Na referida região, destaca-se o “Centro Mais Vida de Referência em Assistência à Saúde do Idoso (CRASI)”. Como o Brasil vivencia um acelerado processo de envelhecimento populacional, com crescentes demandas para o sistema de saúde19, a Secretaria de Estado da Saúde de Minas Gerais implantou o Programa Mais Vida e a Rede de Atenção à Saúde do Idoso do Estado de Minas Gerais. O CRASI é um dos serviços dessa rede, conta com equipe multiprofissional e contrarreferência para as unidades básicas de saúde, sendo referência para os 96 municípios da região20. Entretanto, tal serviço, de indubitável potencial para a atenção à saúde da população idosa, é um ponto ainda recente da citada rede, se desconhecem pesquisas sobre o perfil e a autopercepção da saúde dos usuários assistidos nesse local. Essas singularidades demonstram a necessidade de investigações de caráter multidimensional, nesse cenário, que poderão ser utilizadas no estabelecimento de estratégias visando o envelhecimento saudável. Logo, justifica-se a realização da presente pesquisa, considerando a conjuntura abordada, a necessidade de se agregar novas informações epidemiológicas sobre a temática, o contexto socioeconômico e cultural do local investigado e o pioneirismo devido ao cenário - serviço de referência da atenção secundária.
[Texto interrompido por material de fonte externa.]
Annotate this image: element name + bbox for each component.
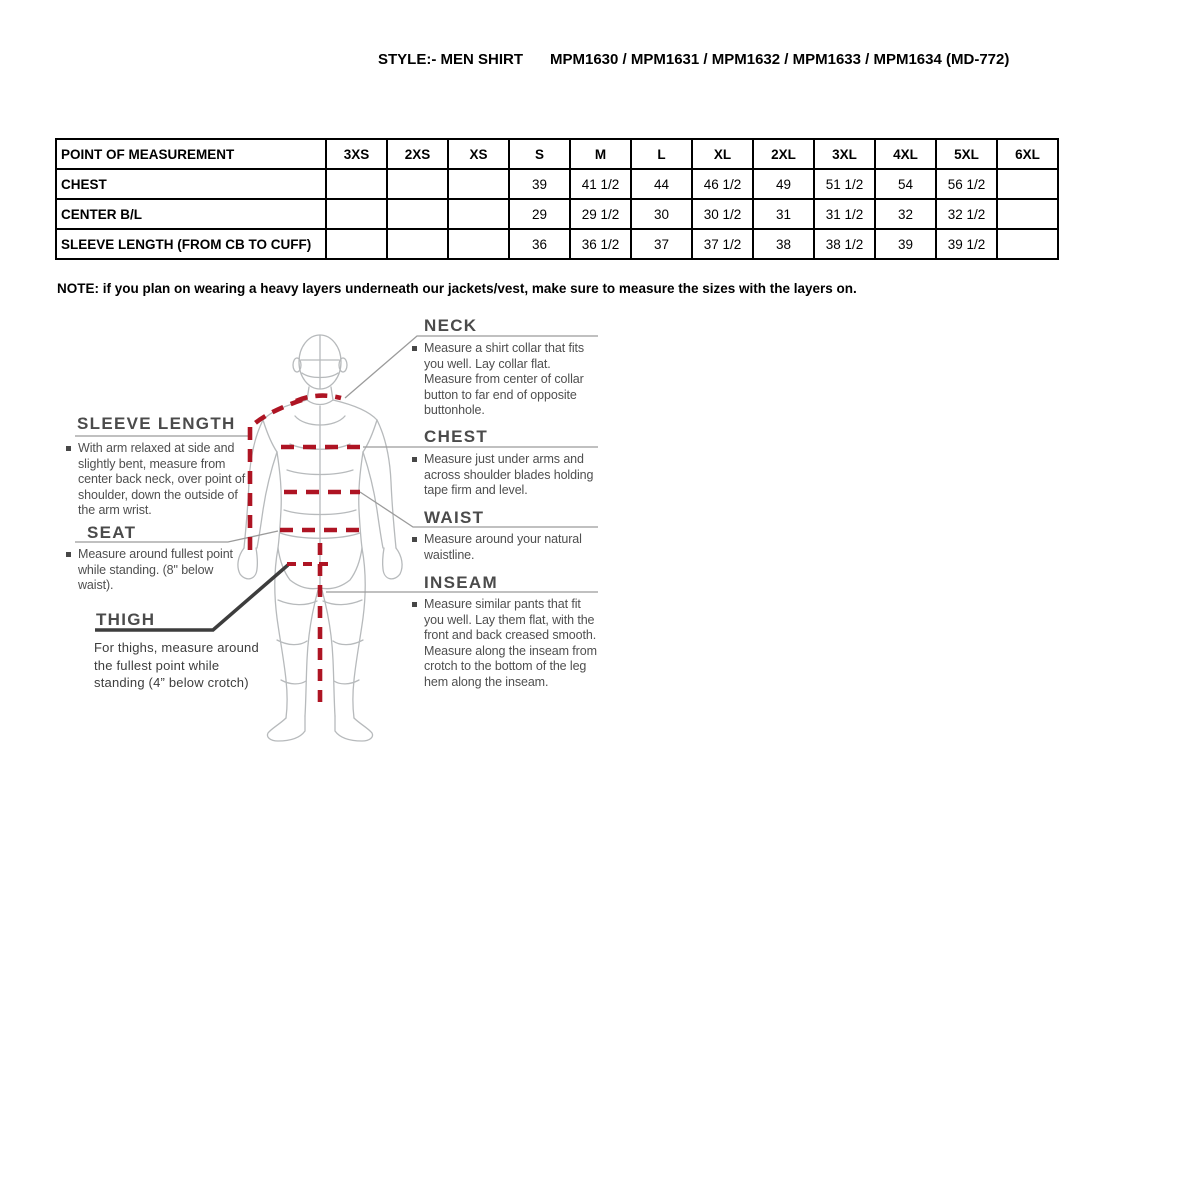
measurement-dash-lines [250, 396, 366, 708]
bullet-icon [412, 602, 417, 607]
table-header-cell: 3XL [814, 139, 875, 169]
thigh-description: For thighs, measure around the fullest point while standing (4” below crotch) [94, 640, 259, 690]
table-cell [326, 169, 387, 199]
sleeve-length-description: With arm relaxed at side and slightly bent, measure from center back neck, over point of shoulder, down the outside of the arm wrist. [64, 441, 256, 519]
table-cell: 51 1/2 [814, 169, 875, 199]
table-cell: 54 [875, 169, 936, 199]
table-row [56, 229, 1058, 259]
table-cell [326, 199, 387, 229]
table-header-cell: XL [692, 139, 753, 169]
row-label: CENTER B/L [56, 199, 326, 229]
table-cell [448, 229, 509, 259]
sleeve-length-heading: SLEEVE LENGTH [77, 414, 236, 433]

Este estudo teve por objetivo verificar a prevalência e os fatores associados à autopercepção negativa da saúde em idosos assistidos em serviço de referência.
Trata-se de uma pesquisa transversal e analítica, com abordagem quantitativa. Foi realizada com idosos usuários do “CRASI Eny Faria de Oliveira”, o único serviço de referência específico para a clientela idosa na região, prestando atendimento multidimensional por meio de uma equipe multiprofissional composta por assistente social, enfermeiro, farmacêutico, fisioterapeuta, fonoaudiólogo, médico geriatra, nutricionista, psicólogo e terapeuta ocupacional. Está situado na cidade de Montes Claros, Norte do estado de MG - Brasil. A cidade conta com uma população de 402.027 habitantes e representa o principal polo urbano regional.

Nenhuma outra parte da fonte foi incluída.